Ils donnèrent comme excuse que leurs maisons étaient éloignées et qu’il fallait
qu’ils se dépêchent avant la nuit, ou qu’ils devaient s’assurer qu’ils
n’avaient laissé aucune braise dans le foyer. Pendant ce temps, Chimali et
Tlatli me prodiguaient des sourires d’encouragement. Tzitzi me prenait la main,
mon père semblait paralysé et ma mère avait un air glacé. Cependant tous les
invités n’étaient pas partis. Certains avaient assez de caractère pour ne pas
s’émouvoir de la rébellion dont j’avais fait preuve juste à la veille des jours
sans vie.
    Pendant ces cinq jours, agir était considéré comme une imprudence qui
ne pouvait apporter que des déboires. Ces journées n’étaient pas de vraies
journées, mais un espace inévitable entre Izcalli, le dernier mois de l’année,
et Quiauitl eua qui était le premier de l’année suivante.
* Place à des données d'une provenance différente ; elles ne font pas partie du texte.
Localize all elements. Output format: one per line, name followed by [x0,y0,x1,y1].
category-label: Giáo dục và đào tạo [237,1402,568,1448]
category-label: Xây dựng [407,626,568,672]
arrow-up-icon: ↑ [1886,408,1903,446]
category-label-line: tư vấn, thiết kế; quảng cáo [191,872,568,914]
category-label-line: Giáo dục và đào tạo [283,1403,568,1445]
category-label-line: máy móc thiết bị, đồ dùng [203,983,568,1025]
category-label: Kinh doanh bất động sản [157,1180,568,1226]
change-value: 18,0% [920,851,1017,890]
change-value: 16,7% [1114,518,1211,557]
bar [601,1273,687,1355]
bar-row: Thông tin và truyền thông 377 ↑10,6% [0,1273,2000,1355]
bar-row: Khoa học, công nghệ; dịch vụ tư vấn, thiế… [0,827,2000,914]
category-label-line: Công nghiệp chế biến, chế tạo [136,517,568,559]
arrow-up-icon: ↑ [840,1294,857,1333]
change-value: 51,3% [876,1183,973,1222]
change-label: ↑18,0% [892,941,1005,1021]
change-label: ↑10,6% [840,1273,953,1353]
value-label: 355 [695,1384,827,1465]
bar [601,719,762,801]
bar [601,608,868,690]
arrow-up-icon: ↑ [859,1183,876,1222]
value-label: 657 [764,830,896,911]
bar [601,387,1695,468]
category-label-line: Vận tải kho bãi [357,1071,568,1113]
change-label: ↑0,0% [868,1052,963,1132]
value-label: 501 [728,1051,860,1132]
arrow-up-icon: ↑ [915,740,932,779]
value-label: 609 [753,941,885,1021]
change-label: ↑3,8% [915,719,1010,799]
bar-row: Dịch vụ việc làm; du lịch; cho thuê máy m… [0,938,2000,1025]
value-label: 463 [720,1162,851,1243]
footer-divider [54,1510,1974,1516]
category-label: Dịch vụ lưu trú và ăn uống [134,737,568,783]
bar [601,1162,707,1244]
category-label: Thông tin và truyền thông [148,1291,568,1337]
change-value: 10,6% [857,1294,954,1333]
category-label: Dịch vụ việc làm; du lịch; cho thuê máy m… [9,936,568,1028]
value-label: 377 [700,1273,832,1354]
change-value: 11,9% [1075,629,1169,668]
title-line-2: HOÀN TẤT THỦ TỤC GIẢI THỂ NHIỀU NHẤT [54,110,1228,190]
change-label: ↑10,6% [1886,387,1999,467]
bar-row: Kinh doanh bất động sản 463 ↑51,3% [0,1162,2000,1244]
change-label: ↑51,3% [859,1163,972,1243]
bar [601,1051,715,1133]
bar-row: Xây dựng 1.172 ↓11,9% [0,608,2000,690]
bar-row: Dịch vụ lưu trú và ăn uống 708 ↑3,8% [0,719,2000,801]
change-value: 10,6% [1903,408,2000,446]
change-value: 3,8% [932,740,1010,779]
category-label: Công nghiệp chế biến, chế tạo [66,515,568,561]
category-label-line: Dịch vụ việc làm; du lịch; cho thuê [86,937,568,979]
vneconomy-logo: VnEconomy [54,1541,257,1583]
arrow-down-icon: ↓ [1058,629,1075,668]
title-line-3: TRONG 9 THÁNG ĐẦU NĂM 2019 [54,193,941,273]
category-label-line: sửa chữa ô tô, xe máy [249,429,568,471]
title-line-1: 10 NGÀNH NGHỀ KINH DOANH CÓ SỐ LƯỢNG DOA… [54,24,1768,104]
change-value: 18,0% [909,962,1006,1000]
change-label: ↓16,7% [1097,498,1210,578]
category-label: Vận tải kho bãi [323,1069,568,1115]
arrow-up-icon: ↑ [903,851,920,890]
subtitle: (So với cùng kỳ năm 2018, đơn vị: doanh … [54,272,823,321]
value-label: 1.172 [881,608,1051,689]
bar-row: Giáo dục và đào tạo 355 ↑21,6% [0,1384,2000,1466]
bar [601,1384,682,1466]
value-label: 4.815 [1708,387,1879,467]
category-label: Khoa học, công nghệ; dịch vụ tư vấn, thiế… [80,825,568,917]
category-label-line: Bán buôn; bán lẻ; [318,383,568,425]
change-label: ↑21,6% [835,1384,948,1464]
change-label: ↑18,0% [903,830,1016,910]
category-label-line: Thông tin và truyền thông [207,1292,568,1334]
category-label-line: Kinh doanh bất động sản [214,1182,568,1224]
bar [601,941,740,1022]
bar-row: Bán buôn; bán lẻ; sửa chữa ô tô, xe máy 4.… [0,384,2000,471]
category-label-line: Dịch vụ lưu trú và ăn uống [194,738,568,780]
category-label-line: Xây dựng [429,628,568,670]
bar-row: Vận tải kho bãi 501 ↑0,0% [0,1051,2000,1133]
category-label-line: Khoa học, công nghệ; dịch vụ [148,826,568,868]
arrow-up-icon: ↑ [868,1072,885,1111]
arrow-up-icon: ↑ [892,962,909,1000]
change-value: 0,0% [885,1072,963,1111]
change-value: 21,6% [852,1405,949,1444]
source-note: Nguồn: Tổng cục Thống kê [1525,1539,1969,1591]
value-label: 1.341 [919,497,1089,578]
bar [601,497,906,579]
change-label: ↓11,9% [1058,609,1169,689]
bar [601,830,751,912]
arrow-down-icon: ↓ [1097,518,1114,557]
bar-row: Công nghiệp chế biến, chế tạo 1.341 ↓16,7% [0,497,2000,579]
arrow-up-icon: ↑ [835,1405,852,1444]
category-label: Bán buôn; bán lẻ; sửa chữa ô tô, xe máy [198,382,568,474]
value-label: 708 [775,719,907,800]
Elles n’avaient pas
d’existence propre. Aussi, tout le monde essayait de se faire le plus petit
possible. A ce moment, les dieux sommeillaient et paressaient, le soleil
lui-même était pâle et bas. Aucune personne de bon sens n’aurait fait quoi que
ce soit qui aurait pu tirer les dieux de leur léthargie et provoquer leur
courroux.
    C’est pourquoi, pendant les nemontemi, tout travail s’arrêtait. Toutes
les activités étaient suspendues, sauf les tâches inévitables. On éteignait
tous les feux et toutes les lumières. On ne faisait pas de cuisine et on ne
mangeait que des repas froids. Les gens ne se déplaçaient pas et ils ne se
réunissaient pas. Les époux s’abstenaient de tout rapport sexuel – de même qu’à
une époque bien précise avant les nemontemi, car un enfant né pendant les jours
sans vie survivait rarement. Sur tout le territoire, on restait à la maison, à
faire des petits travaux, comme l’affûtage des outils et le raccommodage des
filets, ou simplement à bayer aux corneilles.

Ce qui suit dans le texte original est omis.